Les destinations et les endroits à visiter sont nombreux, c’est pourquoi les learning expeditions sont le plus souvent organisées par des prestataires comme le Numa ou Fabernovel qui recueillent les besoins en amont sur demande des directions d’entreprises et sélectionnent les personnes et organisations à rencontrer. Plus rarement c’est en interne que cela s’organise, via le service RH.

Pour des raisons de coûts et de logistique, les longs voyages sont le plus souvent réservés aux hauts dirigeants. Mais progressivement, les excursions s’organisent en Europe, ce qui permet aux entreprises d’ouvrir des learning expeditions plus courtes pour un public plus large.
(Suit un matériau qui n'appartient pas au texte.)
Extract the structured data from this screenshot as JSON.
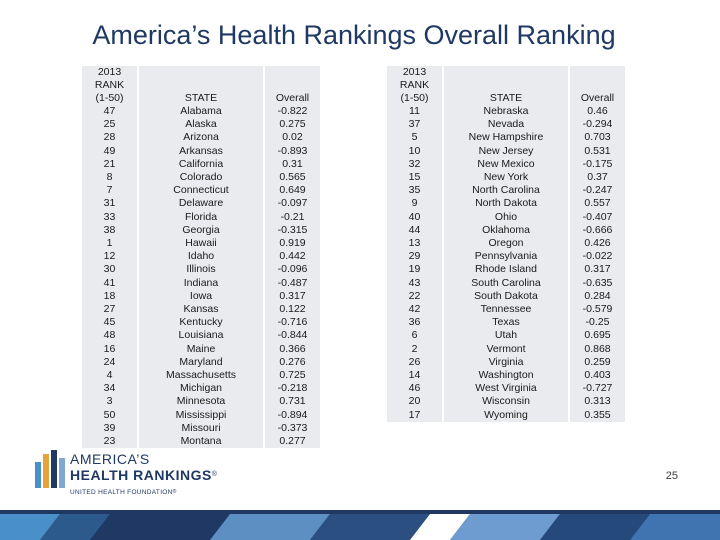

Et plus besoin de partir très loin, car Paris et son Silicon Sentier fourmille de start-up innovantes, tant sur les modèles managériaux que sur l’aspect business.

 

Le regard ethnographique

Dans l’esprit des learning expeditions, d’autres formules vont plus loin. La Coentreprise, un cabinet de conseil spécialisé dans l’anthropologie appliquée à l’entreprise, forme à l’observation ethnographique avant une immersion sur le terrain. Les collaborateurs ont donc des clés de compréhension en plus lorsqu’ils partent à la découverte d’un environnement et ont davantage d’autonomie dans le choix des organisations qu’ils rencontrent.

L’expérience va être vécue par les 48 collaborateurs de l’entreprise PASàPAS, spécialisée dans le déploiement de la solution SAP. « L’aventure débute fin juin 2017 et les 48 collaborateurs ont pour objectif de réaliser au moins deux entretiens ethnographiques chacun avant septembre 2017. Nous leur avons confectionné une liste d’interlocuteurs pertinents sur la base d’une thématique large, et c’est à eux d’organiser leurs rencontres », explique Nadège Cubertafond, consultante associée à la Coentreprise. À l’issue de l’expérience, près de 100 entretiens seront donc discutés avec un expert afin de tirer des conclusions constructives pour l’entreprise et ses salariés.